The Trump administration has recently fired prosecutors involved in Jan. 6 cases against the President in an effort to “purge agencies of career employees seen as insufficiently loyal” as reported by the Associated Press. This demand for allegiance over truth or justice bakes a proneness to contradiction directly into the Trump agenda, wedging open gaps where the administration becomes vulnerable.
By refusing to adhere to facts, the administration undermines its ability to effectively govern. It’s a worldview that disregards expert consensus – whether that be scientific, legal or otherwise – and collapses in confrontation with reality when it comes home to roost.
On the other hand, failing to acknowledge the existing competence of the new regime risks underestimating it.
Trump isn’t merely blustering through governance non-strategically.
The new administration has evidently drawn heavily from “Project 2025,” a right-wing Heritage Foundation presidential transition plan. Several strategic actions by Trump have aligned with the policy plan, which boasts the goal of “closing wasteful and corrupt bureaus and offices” on its official website.
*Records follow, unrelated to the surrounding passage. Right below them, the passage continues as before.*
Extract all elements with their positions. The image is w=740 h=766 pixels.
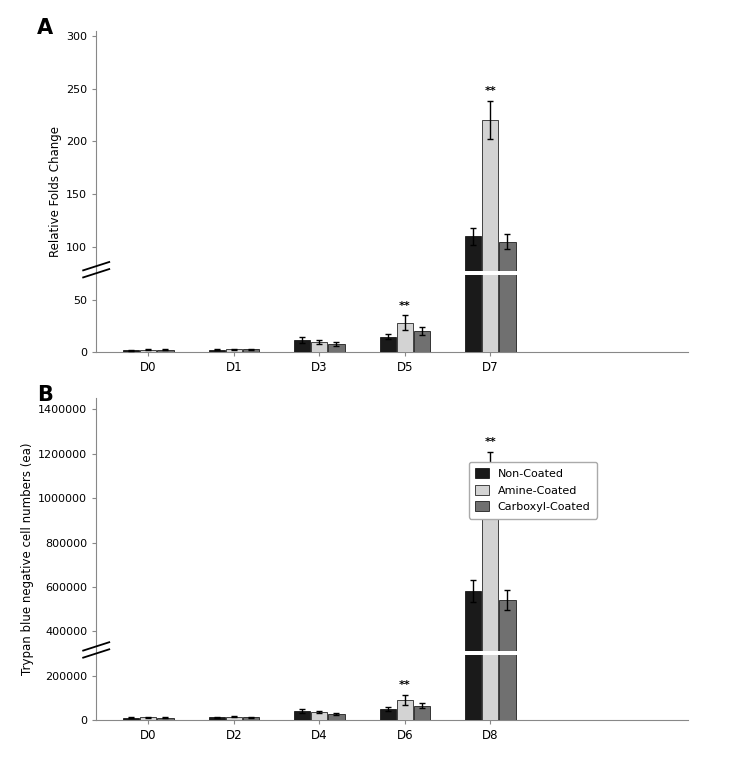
Bar — [312, 342, 327, 352]
Y-axis label: Trypan blue negative cell numbers (ea): Trypan blue negative cell numbers (ea) — [21, 443, 34, 676]
Text: **: ** — [399, 300, 411, 311]
Bar — [158, 350, 174, 352]
Bar — [312, 712, 327, 720]
Text: **: ** — [485, 87, 497, 97]
Bar — [405, 651, 662, 655]
Bar — [482, 476, 499, 720]
Bar — [397, 700, 413, 720]
Bar — [329, 344, 345, 352]
Text: B: B — [37, 385, 53, 405]
Bar — [209, 718, 225, 720]
Bar — [294, 339, 310, 352]
Bar — [243, 349, 259, 352]
Bar — [294, 711, 310, 720]
Bar — [329, 714, 345, 720]
Text: **: ** — [399, 680, 411, 690]
Bar — [482, 120, 499, 352]
Text: **: ** — [485, 437, 497, 447]
Bar — [414, 331, 430, 352]
Bar — [140, 350, 156, 352]
Legend: Non-Coated, Amine-Coated, Carboxyl-Coated: Non-Coated, Amine-Coated, Carboxyl-Coate… — [469, 462, 597, 519]
Bar — [380, 336, 396, 352]
Bar — [140, 718, 156, 720]
Bar — [397, 322, 413, 352]
Bar — [123, 350, 139, 352]
Bar — [465, 237, 481, 352]
Bar — [226, 349, 242, 352]
Bar — [414, 705, 430, 720]
Text: A: A — [37, 18, 53, 38]
Bar — [500, 601, 516, 720]
Bar — [123, 718, 139, 720]
Bar — [209, 350, 225, 352]
Bar — [405, 270, 662, 275]
Bar — [158, 718, 174, 720]
Bar — [380, 709, 396, 720]
Y-axis label: Relative Folds Change: Relative Folds Change — [49, 126, 62, 257]
Bar — [500, 241, 516, 352]
Bar — [226, 717, 242, 720]
Bar — [243, 718, 259, 720]
Bar — [465, 591, 481, 720]
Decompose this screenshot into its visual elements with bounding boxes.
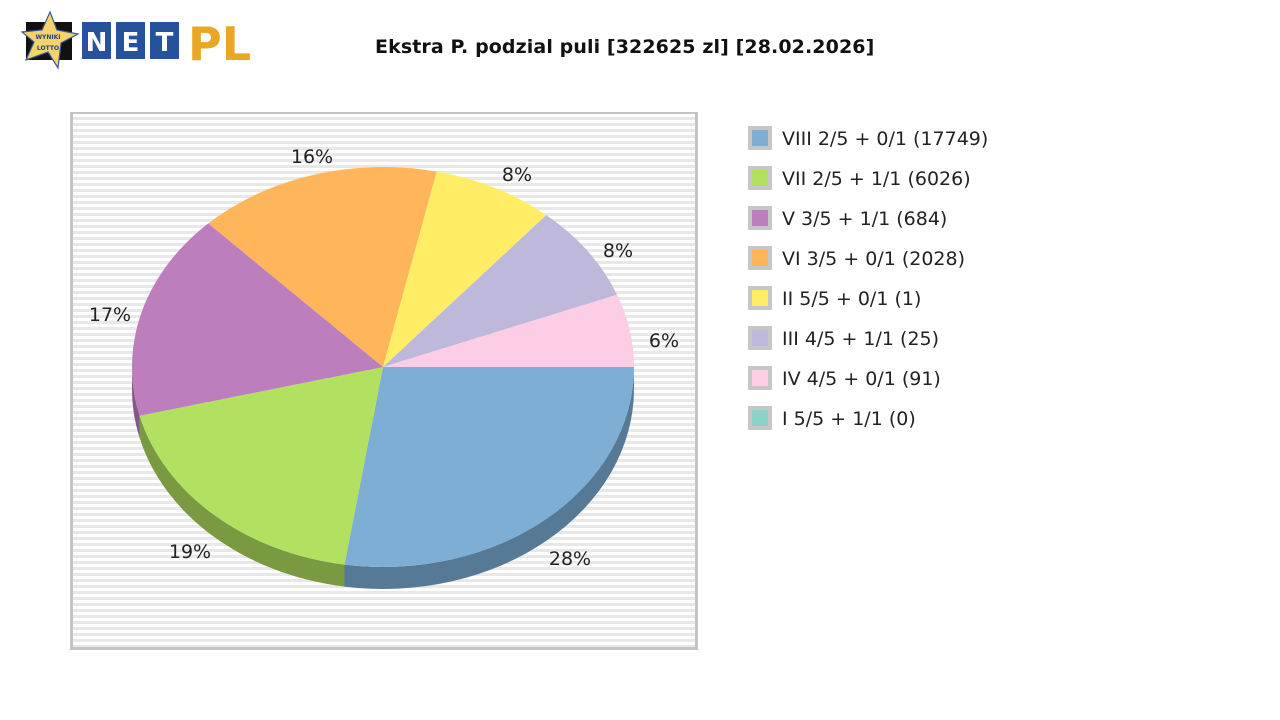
legend-swatch: [748, 166, 772, 190]
netpl-logo[interactable]: WYNIKI LOTTO N E T PL: [20, 10, 265, 72]
pie-percent-label: 16%: [291, 146, 333, 168]
pie-slice-iii[interactable]: [383, 215, 618, 367]
legend-label: VIII 2/5 + 0/1 (17749): [782, 127, 989, 150]
pie-percent-label: 17%: [89, 304, 131, 326]
pie-slice-vi[interactable]: [208, 167, 437, 367]
legend-label: III 4/5 + 1/1 (25): [782, 327, 940, 350]
legend-item-v: V 3/5 + 1/1 (684): [748, 202, 988, 242]
legend-item-ii: II 5/5 + 0/1 (1): [748, 282, 988, 322]
legend-swatch: [748, 366, 772, 390]
pie-slice-ii[interactable]: [383, 171, 547, 367]
logo-badge-top: WYNIKI: [35, 34, 60, 41]
legend-label: VI 3/5 + 0/1 (2028): [782, 247, 966, 270]
legend-label: V 3/5 + 1/1 (684): [782, 207, 948, 230]
pie-side-v: [132, 367, 140, 438]
legend-swatch: [748, 326, 772, 350]
legend-label: VII 2/5 + 1/1 (6026): [782, 167, 971, 190]
legend-item-vi: VI 3/5 + 0/1 (2028): [748, 242, 988, 282]
legend-label: II 5/5 + 0/1 (1): [782, 287, 922, 310]
legend-swatch: [748, 286, 772, 310]
pie-percent-label: 28%: [549, 548, 591, 570]
legend-label: IV 4/5 + 0/1 (91): [782, 367, 941, 390]
pie-percent-label: 19%: [169, 541, 211, 563]
pie-slice-v[interactable]: [132, 223, 383, 416]
logo-letter-t: T: [156, 28, 174, 58]
legend-swatch: [748, 206, 772, 230]
legend-item-iv: IV 4/5 + 0/1 (91): [748, 362, 988, 402]
pie-percent-labels: 28% 19% 17% 16% 8% 8% 6%: [89, 146, 679, 570]
legend-swatch: [748, 406, 772, 430]
pie-3d-sides: [132, 367, 634, 589]
legend-item-viii: VIII 2/5 + 0/1 (17749): [748, 122, 988, 162]
legend-item-i: I 5/5 + 1/1 (0): [748, 402, 988, 442]
logo-letter-e: E: [122, 28, 140, 58]
legend-item-iii: III 4/5 + 1/1 (25): [748, 322, 988, 362]
pie-slice-vii[interactable]: [139, 367, 383, 565]
logo-badge-bottom: LOTTO: [37, 45, 59, 52]
pie-percent-label: 8%: [603, 240, 633, 262]
logo-pl: PL: [188, 17, 251, 71]
legend-swatch: [748, 126, 772, 150]
pie-side-vii: [139, 415, 345, 587]
logo-graphic: WYNIKI LOTTO N E T PL: [20, 10, 251, 71]
legend-item-vii: VII 2/5 + 1/1 (6026): [748, 162, 988, 202]
legend: VIII 2/5 + 0/1 (17749) VII 2/5 + 1/1 (60…: [748, 122, 988, 442]
pie-slices: [132, 167, 634, 567]
pie-percent-label: 8%: [502, 164, 532, 186]
chart-title: Ekstra P. podzial puli [322625 zl] [28.0…: [375, 36, 875, 58]
pie-slice-viii[interactable]: [344, 367, 634, 567]
pie-slice-iv[interactable]: [383, 294, 634, 367]
legend-label: I 5/5 + 1/1 (0): [782, 407, 916, 430]
logo-letter-n: N: [86, 28, 108, 58]
pie-percent-label: 6%: [649, 330, 679, 352]
legend-swatch: [748, 246, 772, 270]
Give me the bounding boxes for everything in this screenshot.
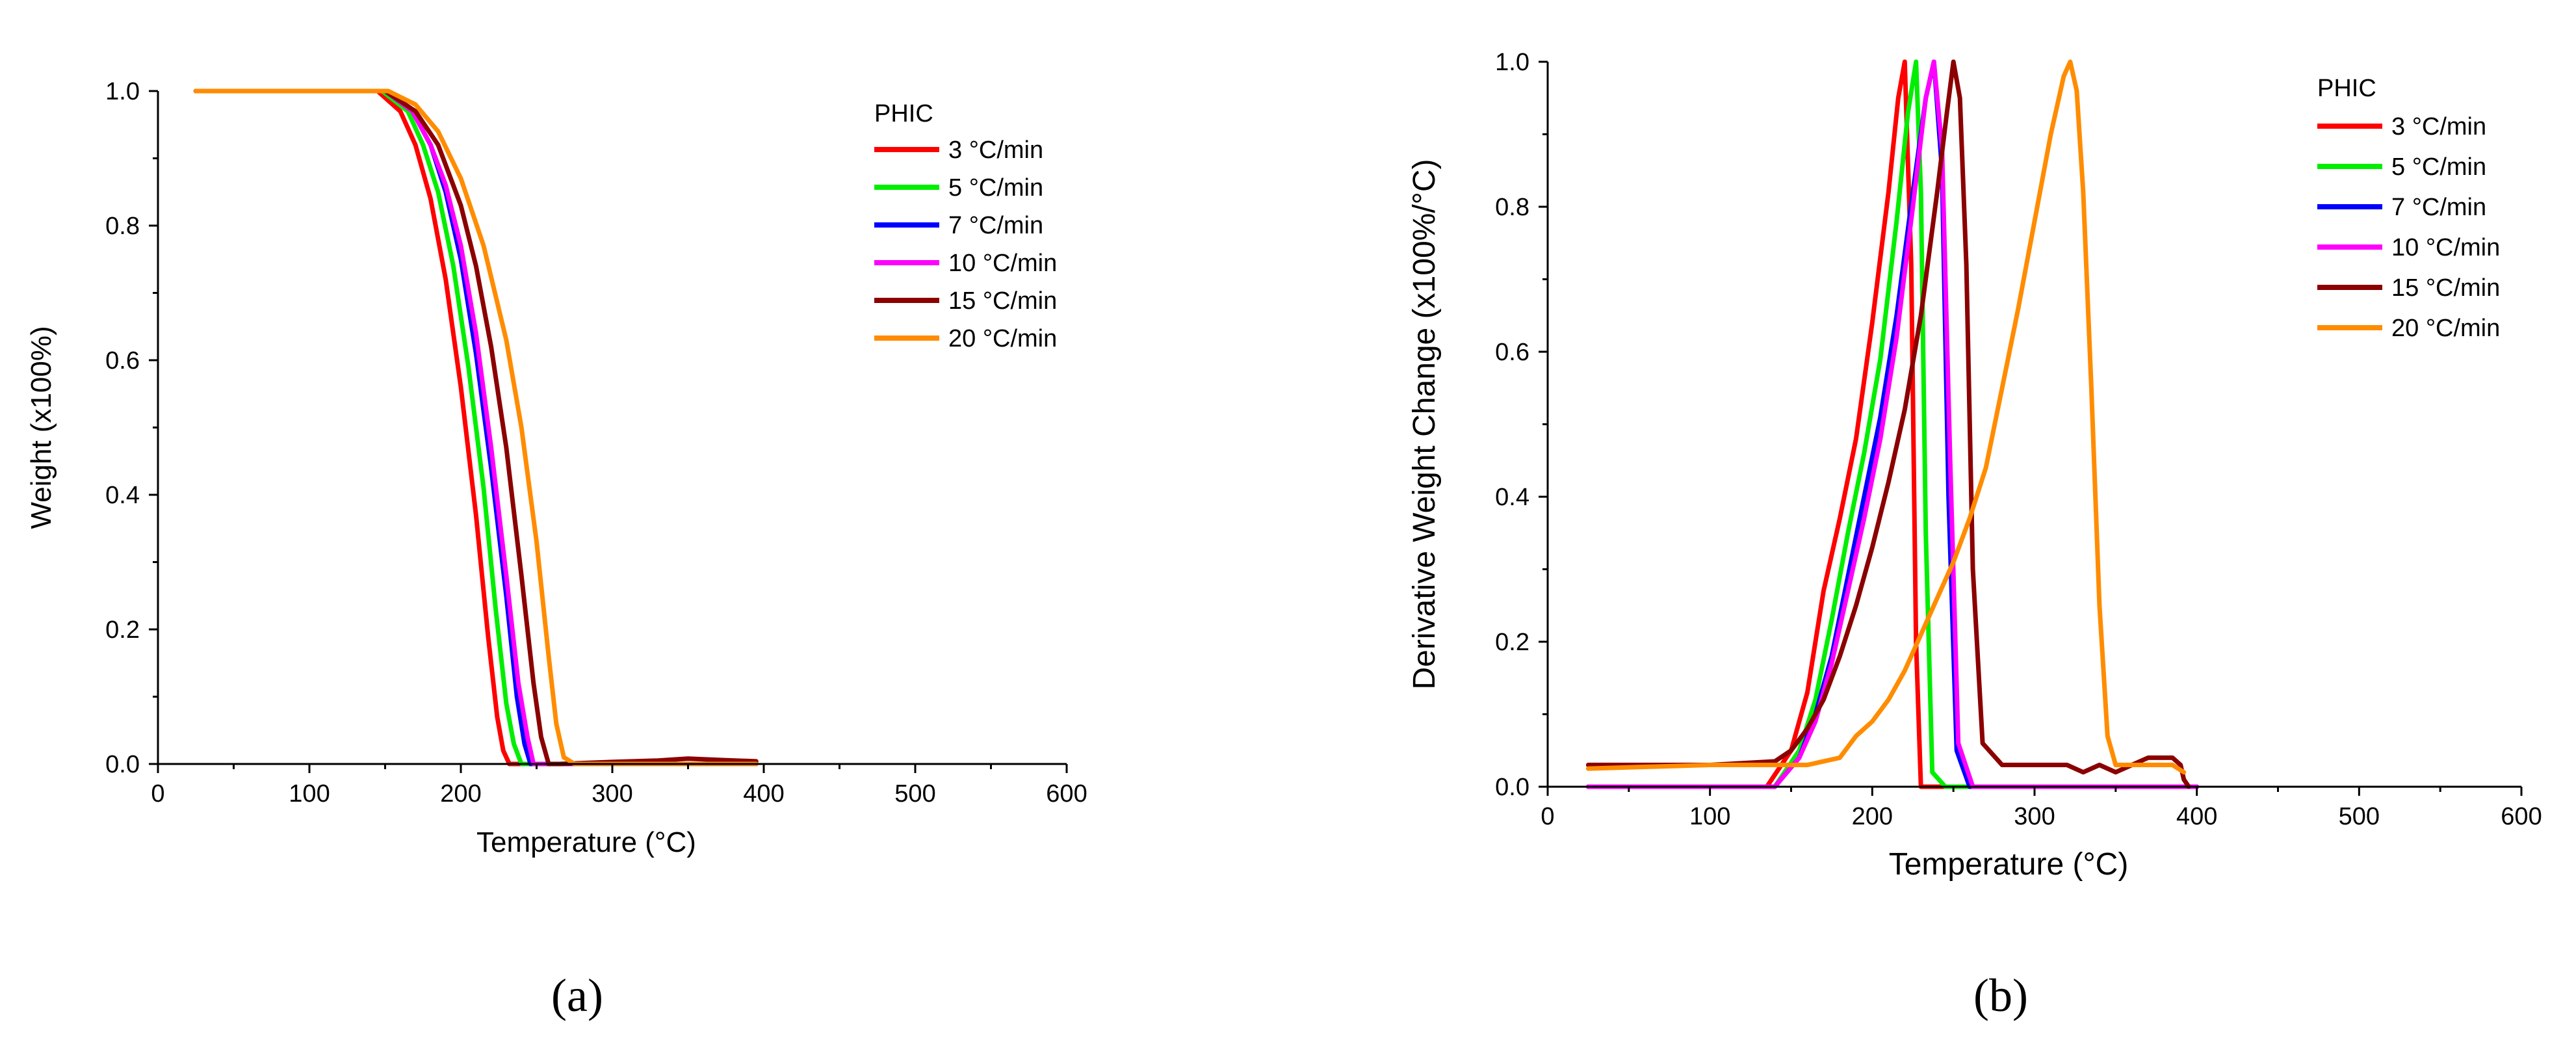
panel-b-legend-entry: 5 °C/min xyxy=(2391,153,2486,181)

Trump has, for instance, established the Department of Government Efficiency to “shrink the administrative state” according to a White House fact sheet.
But rather than appoint qualified officials to the various institutions that comprise the federal government, Trump has prioritized subservience over experience.
Among his picks are names like Tulsi Gabbard as Director of National Intelligence and Pete Hegseth as Secretary of Defense. Neither of these picks have prior experience in their respective departments. Yet both, like several others, have been confirmed by the Republican-led Senate.
One thing these picks have in common? Both were handpicked by the Trump administration.
“The nation should not have to worry that the intelligence assessments the President receives are tainted by a Director of National Intelligence with a history of alarming lapses in judgment,” said Sen. Mitch McConnell, the only Senate Republican to vote out of party line for Gabbard’s confirmation.
Regarding Hegseth, McConnell said that the former Fox news host had “failed to demonstrate he will pass the test” of “effective management of nearly 3 million military and civilian personnel, an annual budget of nearly $1 trillion, and alliances and partnerships around the world … with staggering consequences for the security of the American people and our global interests.” McConnell voted to confirm Hegseth despite this assessment.
With few exceptions, Congressional Republicans have failed to challenge the legion of questionable nominations and executive actions that have flowed from the White House since the start of Trump’s second term.
With the Office of Management and Budget’s (OMB) broad-scoped funding freeze, which halts funds appropriated by Congress and directly challenges the body’s constitutional-sanctioned power of the purse, few Republicans have pushed back substantively.
Trump’s “Unleashing American Energy” executive order, for example, states: “All agencies shall immediately pause the disbursement of funds appropriated through the Inflation Reduction Act of 2022.”
When pressed at his confirmation hearing on whether the Impoundment Control Act, a law which has been upheld by the courts that requires the executive branch to request permission and negotiate with Congress to pause Congressionally-approved funds, “Project 2025” co-author and Trump appointee Russell Vought stated: “The President ran on the notion that the Impoundment Control Act is unconstitutional. I agree with that.”
Vought was then confirmed by Senate Republicans as the head of Trump’s OMB.
In conditions such as these, when even allies of the president whose power is threatened by his demands don’t use their lawful power to challenge him, Trump becomes vulnerable to acting on select information that is not necessarily complete or correct.
One inexperienced Director of National Intelligence is emblematic of the administration’s larger predicament, but not the end of the story. With the choking of funds and the dismantling of agencies that help the Federal Government make informed decisions, it is dissolving its own capacity to respond to forthcoming crises.
CLARIFICATION: This article has changed from its original printed version in the Feb. 21 issue of Collegian.